元カノと復縁する方法
9.二年間
「じゃぁ、香月さんは君の提案を飲んだんだ。」

桐山はテーブルを挟んで座る旭に言った。
はい、と誇らしげに答える。

旭は、営業サポートを極めたいという希望と、香月が求める女性管理職への挑戦について、つい先日まで折り合いがつかず、価値観の押し付け合いのようなやり取りを続けてきた。
旭の頑張りを認めてくれるようにはなったが、管理職を目指さない立場を、面談のたびに甘い、甘い、と指摘された。
旭が自分にさせて欲しいと提案したのは、営業サポートのスーパーバイザーとして各部署をまわり、業務効率のアップを成果とするような立場だった。

「どう説得したの?」

楽しそうに桐山が聞く。

「最終的には、会社で初の実績になります、という言葉で決まりました。
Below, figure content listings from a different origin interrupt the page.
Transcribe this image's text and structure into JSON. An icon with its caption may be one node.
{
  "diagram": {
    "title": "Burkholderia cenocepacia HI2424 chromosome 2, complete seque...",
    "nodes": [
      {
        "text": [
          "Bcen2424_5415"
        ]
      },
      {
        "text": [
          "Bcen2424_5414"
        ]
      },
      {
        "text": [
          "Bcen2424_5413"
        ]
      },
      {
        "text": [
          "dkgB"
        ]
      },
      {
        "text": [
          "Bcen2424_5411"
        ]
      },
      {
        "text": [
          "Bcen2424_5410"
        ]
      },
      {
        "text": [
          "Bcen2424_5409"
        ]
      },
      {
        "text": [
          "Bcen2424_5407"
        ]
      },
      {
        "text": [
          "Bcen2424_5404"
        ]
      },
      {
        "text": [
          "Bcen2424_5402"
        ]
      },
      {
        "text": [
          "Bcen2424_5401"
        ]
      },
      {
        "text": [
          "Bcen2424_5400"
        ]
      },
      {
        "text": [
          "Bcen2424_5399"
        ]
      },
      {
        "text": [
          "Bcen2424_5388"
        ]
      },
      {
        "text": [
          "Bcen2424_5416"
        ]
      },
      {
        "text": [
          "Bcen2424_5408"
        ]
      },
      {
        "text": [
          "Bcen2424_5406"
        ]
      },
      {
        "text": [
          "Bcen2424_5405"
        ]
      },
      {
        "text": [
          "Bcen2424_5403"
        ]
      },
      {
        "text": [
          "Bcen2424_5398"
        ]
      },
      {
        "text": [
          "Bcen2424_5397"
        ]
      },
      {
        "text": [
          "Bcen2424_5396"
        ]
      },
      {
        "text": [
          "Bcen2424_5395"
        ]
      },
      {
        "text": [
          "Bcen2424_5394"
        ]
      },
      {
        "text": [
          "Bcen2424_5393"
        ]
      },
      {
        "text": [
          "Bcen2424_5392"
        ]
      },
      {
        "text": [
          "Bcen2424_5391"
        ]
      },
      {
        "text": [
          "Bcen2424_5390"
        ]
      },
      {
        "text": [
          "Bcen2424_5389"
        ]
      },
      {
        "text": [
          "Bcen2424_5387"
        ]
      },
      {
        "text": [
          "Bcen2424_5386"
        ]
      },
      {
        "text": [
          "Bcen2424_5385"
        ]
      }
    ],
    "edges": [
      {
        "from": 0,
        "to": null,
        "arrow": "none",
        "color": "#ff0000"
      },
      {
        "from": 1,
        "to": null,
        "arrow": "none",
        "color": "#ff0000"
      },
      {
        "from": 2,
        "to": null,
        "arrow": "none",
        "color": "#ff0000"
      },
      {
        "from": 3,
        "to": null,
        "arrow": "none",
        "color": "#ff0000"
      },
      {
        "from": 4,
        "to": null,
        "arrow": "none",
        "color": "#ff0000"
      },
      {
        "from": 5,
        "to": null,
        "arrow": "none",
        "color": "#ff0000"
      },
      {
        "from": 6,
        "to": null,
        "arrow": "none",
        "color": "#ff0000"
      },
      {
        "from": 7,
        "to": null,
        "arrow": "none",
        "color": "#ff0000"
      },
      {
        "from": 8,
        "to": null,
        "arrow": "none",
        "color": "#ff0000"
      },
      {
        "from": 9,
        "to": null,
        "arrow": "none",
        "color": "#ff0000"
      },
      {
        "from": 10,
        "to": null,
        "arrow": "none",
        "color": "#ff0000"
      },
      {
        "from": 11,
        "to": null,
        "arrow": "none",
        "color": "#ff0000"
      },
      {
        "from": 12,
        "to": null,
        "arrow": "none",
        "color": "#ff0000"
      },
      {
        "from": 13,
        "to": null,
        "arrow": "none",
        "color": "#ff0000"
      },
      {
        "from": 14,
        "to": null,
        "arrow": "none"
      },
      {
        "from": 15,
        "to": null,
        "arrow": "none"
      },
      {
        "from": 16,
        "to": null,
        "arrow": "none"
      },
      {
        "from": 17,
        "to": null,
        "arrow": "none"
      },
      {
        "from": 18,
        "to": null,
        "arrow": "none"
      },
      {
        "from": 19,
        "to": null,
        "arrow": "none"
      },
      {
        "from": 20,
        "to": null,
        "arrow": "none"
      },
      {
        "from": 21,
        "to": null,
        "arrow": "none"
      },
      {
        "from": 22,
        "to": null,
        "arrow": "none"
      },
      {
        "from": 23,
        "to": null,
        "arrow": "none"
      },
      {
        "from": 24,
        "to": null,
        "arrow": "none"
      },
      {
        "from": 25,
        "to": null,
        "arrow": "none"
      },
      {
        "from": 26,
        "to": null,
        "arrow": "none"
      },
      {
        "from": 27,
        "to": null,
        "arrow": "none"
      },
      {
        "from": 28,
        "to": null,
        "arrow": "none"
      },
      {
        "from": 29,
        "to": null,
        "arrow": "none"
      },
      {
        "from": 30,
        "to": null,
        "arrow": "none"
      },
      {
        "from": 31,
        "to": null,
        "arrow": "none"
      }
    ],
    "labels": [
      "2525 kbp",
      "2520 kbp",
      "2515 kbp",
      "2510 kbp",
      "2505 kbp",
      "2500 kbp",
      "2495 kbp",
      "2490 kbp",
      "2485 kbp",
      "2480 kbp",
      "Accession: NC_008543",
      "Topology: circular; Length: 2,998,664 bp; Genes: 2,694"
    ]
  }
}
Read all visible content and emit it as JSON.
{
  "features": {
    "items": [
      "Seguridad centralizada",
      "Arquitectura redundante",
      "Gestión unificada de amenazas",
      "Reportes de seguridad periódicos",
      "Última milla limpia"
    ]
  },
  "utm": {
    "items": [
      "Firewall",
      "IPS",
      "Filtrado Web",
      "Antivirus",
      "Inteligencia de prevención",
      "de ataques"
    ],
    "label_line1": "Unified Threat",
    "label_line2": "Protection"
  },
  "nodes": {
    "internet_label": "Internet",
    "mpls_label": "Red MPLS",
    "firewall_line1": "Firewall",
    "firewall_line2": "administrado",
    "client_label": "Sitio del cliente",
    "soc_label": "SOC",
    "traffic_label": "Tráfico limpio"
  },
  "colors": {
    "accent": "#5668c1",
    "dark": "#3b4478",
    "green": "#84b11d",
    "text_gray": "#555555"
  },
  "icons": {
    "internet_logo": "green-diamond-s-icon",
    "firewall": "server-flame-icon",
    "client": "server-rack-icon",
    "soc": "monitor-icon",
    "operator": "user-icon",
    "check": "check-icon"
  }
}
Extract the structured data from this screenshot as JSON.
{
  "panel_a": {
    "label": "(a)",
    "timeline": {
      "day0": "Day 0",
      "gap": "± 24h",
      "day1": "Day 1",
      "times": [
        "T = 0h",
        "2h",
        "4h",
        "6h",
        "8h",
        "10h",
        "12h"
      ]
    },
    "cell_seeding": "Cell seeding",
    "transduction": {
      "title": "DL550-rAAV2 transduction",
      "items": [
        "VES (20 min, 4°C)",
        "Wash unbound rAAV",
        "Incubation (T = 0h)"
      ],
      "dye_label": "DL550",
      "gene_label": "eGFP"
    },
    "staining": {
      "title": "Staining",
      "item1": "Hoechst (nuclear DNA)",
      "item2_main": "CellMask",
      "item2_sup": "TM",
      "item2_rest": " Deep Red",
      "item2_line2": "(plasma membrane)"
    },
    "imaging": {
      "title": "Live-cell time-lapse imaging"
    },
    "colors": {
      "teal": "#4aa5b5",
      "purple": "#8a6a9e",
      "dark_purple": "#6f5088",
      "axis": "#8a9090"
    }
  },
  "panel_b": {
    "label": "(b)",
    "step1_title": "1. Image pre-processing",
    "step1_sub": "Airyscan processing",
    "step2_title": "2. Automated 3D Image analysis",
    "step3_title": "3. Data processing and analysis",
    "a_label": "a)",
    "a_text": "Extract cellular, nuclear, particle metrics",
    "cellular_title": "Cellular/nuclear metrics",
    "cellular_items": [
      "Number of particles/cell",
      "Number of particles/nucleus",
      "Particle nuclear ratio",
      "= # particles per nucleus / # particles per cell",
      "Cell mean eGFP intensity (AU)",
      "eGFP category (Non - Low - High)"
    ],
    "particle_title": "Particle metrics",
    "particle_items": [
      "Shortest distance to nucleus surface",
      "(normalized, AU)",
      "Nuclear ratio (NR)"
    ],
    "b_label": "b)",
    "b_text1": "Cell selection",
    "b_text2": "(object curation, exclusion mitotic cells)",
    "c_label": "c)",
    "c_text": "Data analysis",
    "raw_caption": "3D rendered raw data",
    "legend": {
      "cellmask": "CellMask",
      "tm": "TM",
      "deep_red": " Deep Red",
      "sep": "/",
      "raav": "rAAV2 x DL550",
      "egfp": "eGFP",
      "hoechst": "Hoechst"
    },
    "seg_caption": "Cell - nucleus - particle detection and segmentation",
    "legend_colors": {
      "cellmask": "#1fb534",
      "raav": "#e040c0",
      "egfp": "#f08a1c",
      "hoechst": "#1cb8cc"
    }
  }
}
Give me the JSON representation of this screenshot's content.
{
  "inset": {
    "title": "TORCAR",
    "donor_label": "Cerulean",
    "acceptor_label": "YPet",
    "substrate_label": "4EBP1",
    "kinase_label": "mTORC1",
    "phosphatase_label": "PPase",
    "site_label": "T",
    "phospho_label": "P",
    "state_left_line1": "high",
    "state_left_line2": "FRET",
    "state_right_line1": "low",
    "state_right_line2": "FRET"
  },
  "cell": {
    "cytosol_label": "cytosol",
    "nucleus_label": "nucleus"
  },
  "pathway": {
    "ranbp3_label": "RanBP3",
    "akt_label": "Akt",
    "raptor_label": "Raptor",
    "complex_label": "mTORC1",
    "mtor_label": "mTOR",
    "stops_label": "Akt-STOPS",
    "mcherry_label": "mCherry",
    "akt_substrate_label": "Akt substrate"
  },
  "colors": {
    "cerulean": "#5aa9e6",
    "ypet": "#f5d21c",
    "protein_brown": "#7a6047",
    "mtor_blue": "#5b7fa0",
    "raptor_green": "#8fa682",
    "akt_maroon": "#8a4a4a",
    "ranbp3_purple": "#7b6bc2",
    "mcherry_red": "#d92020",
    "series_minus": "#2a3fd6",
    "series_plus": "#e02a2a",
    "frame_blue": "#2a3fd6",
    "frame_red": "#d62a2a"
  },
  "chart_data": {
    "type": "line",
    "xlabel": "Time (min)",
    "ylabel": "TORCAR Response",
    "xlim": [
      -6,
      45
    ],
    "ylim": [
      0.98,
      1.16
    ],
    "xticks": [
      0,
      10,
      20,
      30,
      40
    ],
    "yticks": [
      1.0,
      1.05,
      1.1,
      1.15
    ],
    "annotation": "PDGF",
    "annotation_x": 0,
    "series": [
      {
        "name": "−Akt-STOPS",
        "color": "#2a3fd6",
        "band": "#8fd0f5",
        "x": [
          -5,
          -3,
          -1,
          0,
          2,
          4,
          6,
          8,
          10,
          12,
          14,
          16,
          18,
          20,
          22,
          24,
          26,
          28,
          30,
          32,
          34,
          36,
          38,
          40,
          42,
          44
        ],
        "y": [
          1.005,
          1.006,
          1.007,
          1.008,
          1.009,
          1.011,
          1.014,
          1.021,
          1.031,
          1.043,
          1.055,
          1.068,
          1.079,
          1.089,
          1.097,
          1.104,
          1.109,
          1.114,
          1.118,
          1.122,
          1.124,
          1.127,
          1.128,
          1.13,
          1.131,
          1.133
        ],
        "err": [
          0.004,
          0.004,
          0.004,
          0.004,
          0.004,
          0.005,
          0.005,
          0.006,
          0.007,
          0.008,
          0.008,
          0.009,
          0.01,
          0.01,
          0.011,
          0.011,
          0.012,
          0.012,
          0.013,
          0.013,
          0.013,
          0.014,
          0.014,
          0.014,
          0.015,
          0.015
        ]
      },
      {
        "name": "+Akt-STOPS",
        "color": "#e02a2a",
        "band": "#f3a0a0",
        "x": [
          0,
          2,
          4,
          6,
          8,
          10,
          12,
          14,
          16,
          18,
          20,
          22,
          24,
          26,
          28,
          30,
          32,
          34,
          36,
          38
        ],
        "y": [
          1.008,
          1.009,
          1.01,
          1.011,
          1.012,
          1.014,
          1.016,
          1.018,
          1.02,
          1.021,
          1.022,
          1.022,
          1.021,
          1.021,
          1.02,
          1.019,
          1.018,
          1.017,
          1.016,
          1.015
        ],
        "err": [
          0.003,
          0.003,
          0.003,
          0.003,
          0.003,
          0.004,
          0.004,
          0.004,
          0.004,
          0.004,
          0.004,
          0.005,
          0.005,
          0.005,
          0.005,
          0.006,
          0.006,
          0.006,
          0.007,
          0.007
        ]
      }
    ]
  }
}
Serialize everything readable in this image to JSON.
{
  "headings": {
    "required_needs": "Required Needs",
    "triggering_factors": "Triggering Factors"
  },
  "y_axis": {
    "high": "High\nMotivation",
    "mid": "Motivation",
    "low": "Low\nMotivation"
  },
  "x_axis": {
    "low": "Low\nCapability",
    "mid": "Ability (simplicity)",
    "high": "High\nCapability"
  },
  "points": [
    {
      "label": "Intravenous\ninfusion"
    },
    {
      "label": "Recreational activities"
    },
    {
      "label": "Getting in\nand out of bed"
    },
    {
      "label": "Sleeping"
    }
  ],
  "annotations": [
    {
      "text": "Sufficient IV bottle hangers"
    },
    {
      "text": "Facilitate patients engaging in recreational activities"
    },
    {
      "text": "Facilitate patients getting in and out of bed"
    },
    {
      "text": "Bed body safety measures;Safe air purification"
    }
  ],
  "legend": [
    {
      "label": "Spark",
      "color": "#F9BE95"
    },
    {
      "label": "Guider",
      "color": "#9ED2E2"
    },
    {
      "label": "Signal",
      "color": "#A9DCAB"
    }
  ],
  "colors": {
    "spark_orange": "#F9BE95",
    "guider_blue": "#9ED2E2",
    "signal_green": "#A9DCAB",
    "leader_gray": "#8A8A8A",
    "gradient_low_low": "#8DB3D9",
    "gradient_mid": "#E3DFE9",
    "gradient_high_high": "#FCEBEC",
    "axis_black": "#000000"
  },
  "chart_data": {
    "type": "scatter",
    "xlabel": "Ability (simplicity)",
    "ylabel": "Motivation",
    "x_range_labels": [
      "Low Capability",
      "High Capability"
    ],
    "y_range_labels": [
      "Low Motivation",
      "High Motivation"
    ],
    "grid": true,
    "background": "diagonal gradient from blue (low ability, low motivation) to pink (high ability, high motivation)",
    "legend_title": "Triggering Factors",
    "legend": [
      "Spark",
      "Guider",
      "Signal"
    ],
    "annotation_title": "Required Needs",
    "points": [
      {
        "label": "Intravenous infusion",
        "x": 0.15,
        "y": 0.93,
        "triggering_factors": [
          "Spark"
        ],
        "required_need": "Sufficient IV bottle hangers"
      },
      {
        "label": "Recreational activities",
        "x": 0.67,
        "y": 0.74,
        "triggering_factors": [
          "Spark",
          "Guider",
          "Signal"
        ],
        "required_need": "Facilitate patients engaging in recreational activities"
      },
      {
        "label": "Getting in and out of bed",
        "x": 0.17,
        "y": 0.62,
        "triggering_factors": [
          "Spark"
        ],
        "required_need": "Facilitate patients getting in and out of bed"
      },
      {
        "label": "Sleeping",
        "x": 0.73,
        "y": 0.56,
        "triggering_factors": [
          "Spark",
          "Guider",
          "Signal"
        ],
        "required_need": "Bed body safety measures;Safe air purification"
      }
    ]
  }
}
」

さすが、彼女の大好きな言葉だね、と笑った。

「君の、そういう強かなところも好きだよ。」

突然の言葉に、旭は固まった。この人は、油断をさせておいて急に斬り込んでくるようなことをする。

さて、と桐山が両手をテーブルの上で組む。

「何度も君には告げてきたけど、これを最後にする。」

「君のことが、好きだよ。」

「俺と結婚して欲しい。」

射抜くような視線から目をそらさず、旭は答える。

「ごめんなさい。」

はぁ、と桐山がため息をついた。

「彼と結婚しなかった時のために保留にしない?」 

「しません。」

その言葉を言った途端、あー、と、脱力したように背にもたれかかった。

「人生であんなに全力で人を誘惑したのは初めてだよ。」

思い出して顔が赤くなる。

「私も、初めてでした。」

その言葉に、そう?と少し嬉しそうに言う桐山に笑顔を見せる。

恋愛よりも、仕事の方が、ずっと楽だな。
そう言って、彼はどこか満足そうに微笑んだ。